AM PG Gearbox actual ratio

This isn’t about motors, but AndyMark gearmotors. It seemed close enough to post in this forum.

For some time, it has bothered me a tiny bit that AndyMark does not publish the actual gear ratio of their PG27, PG71, and PG188 gear motors. Before the PG# were available with encoders, it was no issue at all, but now that they have encoders on a back shaft of the motors, there are certainly use cases where you might want to go multiple revolutions and know exactly which direction your output shaft is oriented. So, on my day off work yesterday, having way too many useful but boring things to do, my eye caught that PG71 I have leftover from another project, and which wound up in a “hub stand” on my kitchen table this week as I was working my current pet project. The metric allen keys were only a foot or so away, so I opened that gearbox up right there on the kitchen table (with a piece of corrugated cardboard to keep the table from getting petroleum grease on it) and counted some teeth.

The gearbox housing has a ring gear running from one end to the other (which is the only reasonable way to do a multistage planetary gearbox in a single block ring if you actually want to assemble it) of 46 teeth. The motor pinion has 17 teeth (this number is actually published on the AM site here as I had discovered previously, but I counted anyway 'cause that’s what I was doing). After separating the stages, I found that the sun gear of the middle stage has 11 teeth (which OBTW matches the motor pinion of this motor), and the output stage’s sun gear has 17 teeth, like the first. Curiously, this means that every planetary gear in the whole gearbox is built to have a pitch diameter corresponding to a half-integer number of teeth, as does the Vex VP 9:1 stage.

These numbers gives the PG71 an actual gear ratio of (46+17) * (46 + 11) * (46 + 17) / (17 * 11 * 17) = 226233 / 3179 ≈ 71.165. If you need more than five digits of precision, use the integer ratio! This means that there are not 497 encoder cycles per revolution as stated on the web site, but 498.15+.

OK, now I’m putting on my hacker/speculator/overclocker hat. I’m just sharing my computations, not standing by them! I’m going to include all of the gotchas I noticed, but I’m not offering any guarantees that I didn’t miss any!
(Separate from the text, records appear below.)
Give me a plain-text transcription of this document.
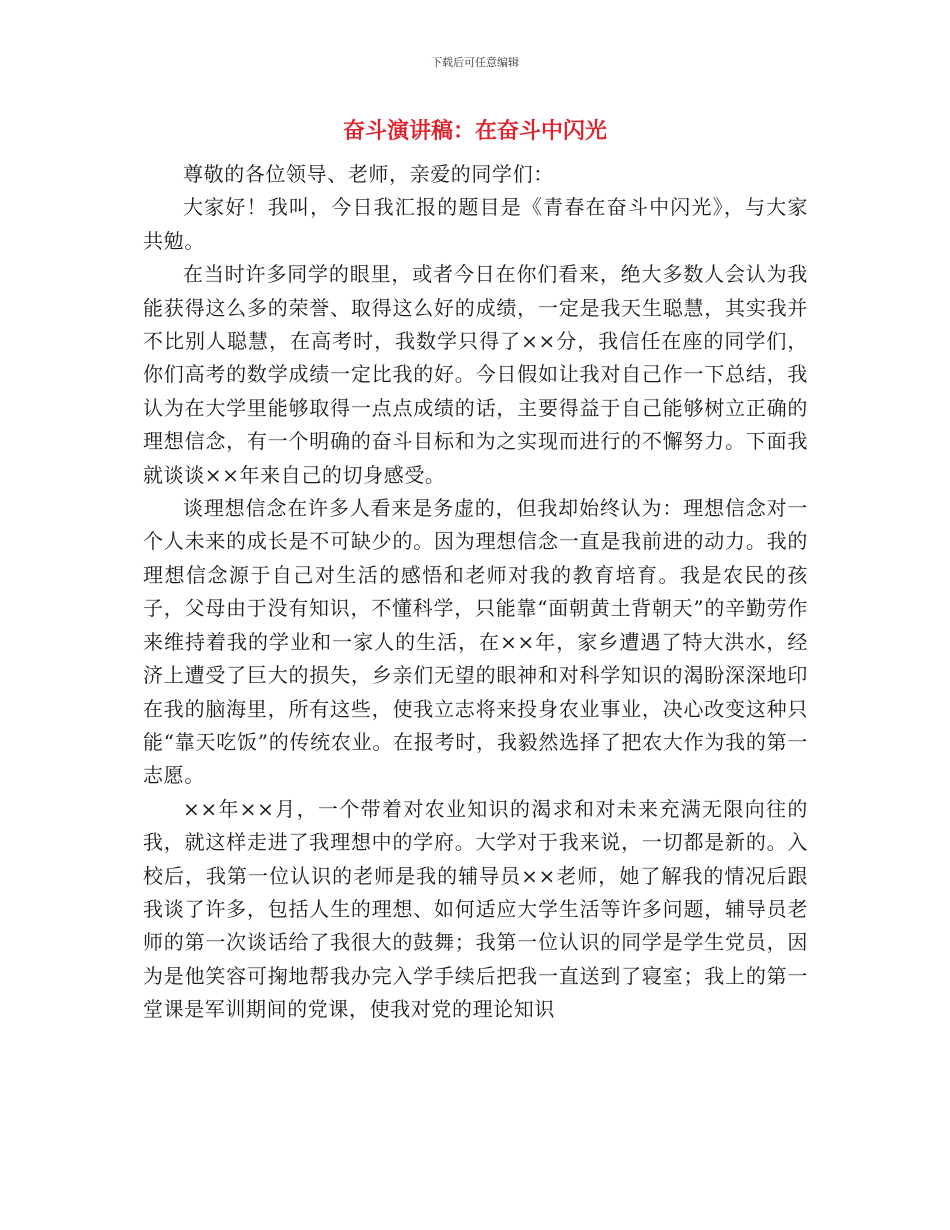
下载后可任意编辑
奋斗演讲稿：在奋斗中闪光

尊敬的各位领导、老师，亲爱的同学们：

大家好！我叫，今日我汇报的题目是《青春在奋斗中闪光》，与大家共勉。

在当时许多同学的眼里，或者今日在你们看来，绝大多数人会认为我能获得这么多的荣誉、取得这么好的成绩，一定是我天生聪慧，其实我并不比别人聪慧，在高考时，我数学只得了××分，我信任在座的同学们，你们高考的数学成绩一定比我的好。今日假如让我对自己作一下总结，我认为在大学里能够取得一点点成绩的话，主要得益于自己能够树立正确的理想信念，有一个明确的奋斗目标和为之实现而进行的不懈努力。下面我就谈谈××年来自己的切身感受。

谈理想信念在许多人看来是务虚的，但我却始终认为：理想信念对一个人未来的成长是不可缺少的。因为理想信念一直是我前进的动力。我的理想信念源于自己对生活的感悟和老师对我的教育培育。我是农民的孩子，父母由于没有知识，不懂科学，只能靠“面朝黄土背朝天”的辛勤劳作来维持着我的学业和一家人的生活，在××年，家乡遭遇了特大洪水，经济上遭受了巨大的损失，乡亲们无望的眼神和对科学知识的渴盼深深地印在我的脑海里，所有这些，使我立志将来投身农业事业，决心改变这种只能“靠天吃饭”的传统农业。在报考时，我毅然选择了把农大作为我的第一志愿。

××年××月，一个带着对农业知识的渴求和对未来充满无限向往的我，就这样走进了我理想中的学府。大学对于我来说，一切都是新的。入校后，我第一位认识的老师是我的辅导员××老师，她了解我的情况后跟我谈了许多，包括人生的理想、如何适应大学生活等许多问题，辅导员老师的第一次谈话给了我很大的鼓舞；我第一位认识的同学是学生党员，因为是他笑容可掬地帮我办完入学手续后把我一直送到了寝室；我上的第一堂课是军训期间的党课，使我对党的理论知识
Speculation level increases from here onward…

I do not have any PG27 or PG188 gearboxes here at the house, but a bit of excel-fu turned up the following highly likely possibilities which are somewhat supported by and do not contradict any of the documentation I found on andymark.com:

After working up these two, of course it occurred to me to wonder what gear ratios could be cobbled together using these two reduction ratios. Let me note here that the sun and planetary gears of the first stage of the PG71 appear to be plastic, but the second and third stage are metal, so the first stage of a PG71 is not equivalent to its output stage, though it has the same gear ratio. There is also that top-end limitation for output torque of 39 ft-lb, which will shear the output shaft(‎†). Using an 11-tooth input for the final stage may reduce that top end (*). Those caveats noted, and with the stock gear ratios in bold:

This is one of those things that you never know you need until you have it. I don’t know how much of a difference it will make, since 71.165 is close enough to 71 (0.23%), but over multiple revolutions that difference might add up. We will be trying to use PG71s for swerve steering (since we already have them) so this might make a difference. Thanks.

By the way, you have a typo in the quote:

I think you meant PG188.

Agreed - over a single resolution, it’s only 50 minutes of arc, which is unlikely to matter in an FRC application, but after a few revolutions, the error accumulates.
You’re Welcome!

Yes, thank you! Fixed.

With a back of the napkin calculation, 400 output shaft revolutions will cause you to be ~1 revolution off.

That could definitely be significant if used in something like a swerve module steering system.

It really bothers me that they don’t have the exact ratio on their site - this is something that could cause some very annoying to debug issues that could be easily avoided by using the exact ratio.

You will have a 1 revolution error at ~214576 encoder cycles, which is 430.7424545+ revolutions, at which time you would think you have turned 431.7424547+ revolutions. Hopefully, you won’t be making that many turns in the same direction with a swerve drive in a few minutes, though with an index feeder this might happen. Note that the published 71:1 ratio is probably good enough if you supplement the encoder with an index sensor to correct your orientation every revolution. If you require a true measure of rotation angle, this is a good idea anyway to correct for any electrical noise or other source of encoder miscounts.

Or just use an absolute encoder after the reduction, which is what we are eventually hoping to do (once we get it working with the included relative encoder). That’s also more ideal for swerve since it can zero itself automatically.